Lyle Jeffs, and ten others, including two women, were indicted on charges of conspiracy to commit welfare fraud and money laundering. Because of the nature of their practice of plural marriage, ancillary wives are considered single mothers, and they can collect welfare and food stamps. The church requires all money and food be donated to the community's storehouse, where it is redistributed on a weekly basis. According to the Department of Justice, FLDS members receive millions of dollars in food stamp, or Supplemental Nutrition Assistance Program (SNAP), benefits each year.
Well-trafficked SNAP retailer businesses in town were targeted by the Feds, including the Meadowayne Dairy Store and Vermillion Cliffs Produce Market––which court documents state engaged in "abnormally large and frequent" food stamps transactions "which rival and even surpass those sales generated by much larger stores like Wal-Mart and Costco"––and Reliance Electric. Court documents further state that FLDS leaders––including the indicted Lyle Jeffs, Seth Jeffs, John Wayman, and Kimball Barlow––"provided instruction on how to avoid suspicion and detection by the government."

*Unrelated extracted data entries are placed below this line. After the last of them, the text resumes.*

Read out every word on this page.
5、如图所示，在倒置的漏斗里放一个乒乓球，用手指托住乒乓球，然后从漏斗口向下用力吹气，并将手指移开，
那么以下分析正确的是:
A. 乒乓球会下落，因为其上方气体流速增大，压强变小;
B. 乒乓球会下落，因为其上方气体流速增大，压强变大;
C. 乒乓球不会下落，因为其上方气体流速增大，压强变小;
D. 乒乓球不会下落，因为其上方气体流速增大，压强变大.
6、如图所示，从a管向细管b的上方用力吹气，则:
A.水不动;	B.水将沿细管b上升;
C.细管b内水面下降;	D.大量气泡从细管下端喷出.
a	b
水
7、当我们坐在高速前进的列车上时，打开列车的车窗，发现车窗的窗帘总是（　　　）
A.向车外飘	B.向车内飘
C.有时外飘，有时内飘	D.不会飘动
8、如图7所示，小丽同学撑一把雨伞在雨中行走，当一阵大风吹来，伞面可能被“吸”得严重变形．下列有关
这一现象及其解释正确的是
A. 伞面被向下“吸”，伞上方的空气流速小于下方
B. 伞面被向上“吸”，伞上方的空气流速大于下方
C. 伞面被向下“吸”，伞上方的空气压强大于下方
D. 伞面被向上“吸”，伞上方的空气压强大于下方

Kristal Meldrum Dutson, wife of Vermillion Cliffs Produce general manager Hyrum Bygnal Dutson, was one of the two women taken into custody on Tuesday. The other is Ruth Peine Barlow, who worked at the dairy store. All face one count each of conspiring to defraud the Supplemental Nutrition Assistance Program (SNAP) and conspiracy to commit money laundering.
One woman who was close with both women—and who herself worked for both the dairy store and the produce market between 2012 and 2015, when she finally left the FLDS for good—spoke to Broadly on the condition of anonymity.
She described the dairy store computer database created by Kimball Barlow through which members of the FLDS could access a list of bulk items needed for the community storehouse. The storehouse would insert into this database "the numbers that [the community] would need, as far as oatmeal or whatever it was… chicken or fish." After that, "people would come in and look of that list," make their orders, and then bring everything over to the storehouse. To pay, "some would use cash, some would use credit card, some would use food stamps."
She describes similar interactions at the produce market. "There were times when people would come in and buy in bulk," she says. "You could assume," they were taking these goods to the FLDS community storehouse.
Those that are getting food money [from the government]: Don't just hoard it for yourself. Bless others.
The community storehouse contained all the food that the elite group of FLDS members known as the United Order were allowed to access each week. The idea is that everything is equal among the UO and everyone gets the same allocation of food and supplies. Members are required to donate all their money and food to the storehouse; they then are able to pick up a box of food for their families each week.
"I was there at the meetings when Lyle was saying, 'Anything that you have, Heavenly Father wants to you bless everybody [with it]. Those that are getting food money [from the government]: Don't just hoard it for yourself. Bless others'," she says. Buying large quantities of food with government assistance "wasn't something we would do because we wanted to get in trouble," she says of the charges of welfare fraud. "It was more of us giving our all [to the community and the Heavenly Father], and doing what we were told."
"Heavenly Father knows—he sees everything," she says, explaining the mentality of those women who were arrested for following the orders of the priesthood above them. "Eternal damnation seems a lot harder to deal with than having the government slap your hands… it seems so dang weird now."
She says that Lyle Jeffs "must have known" of the criminality of what he was doing. Lyle Jeffs has pleaded not guilty to the charges against him.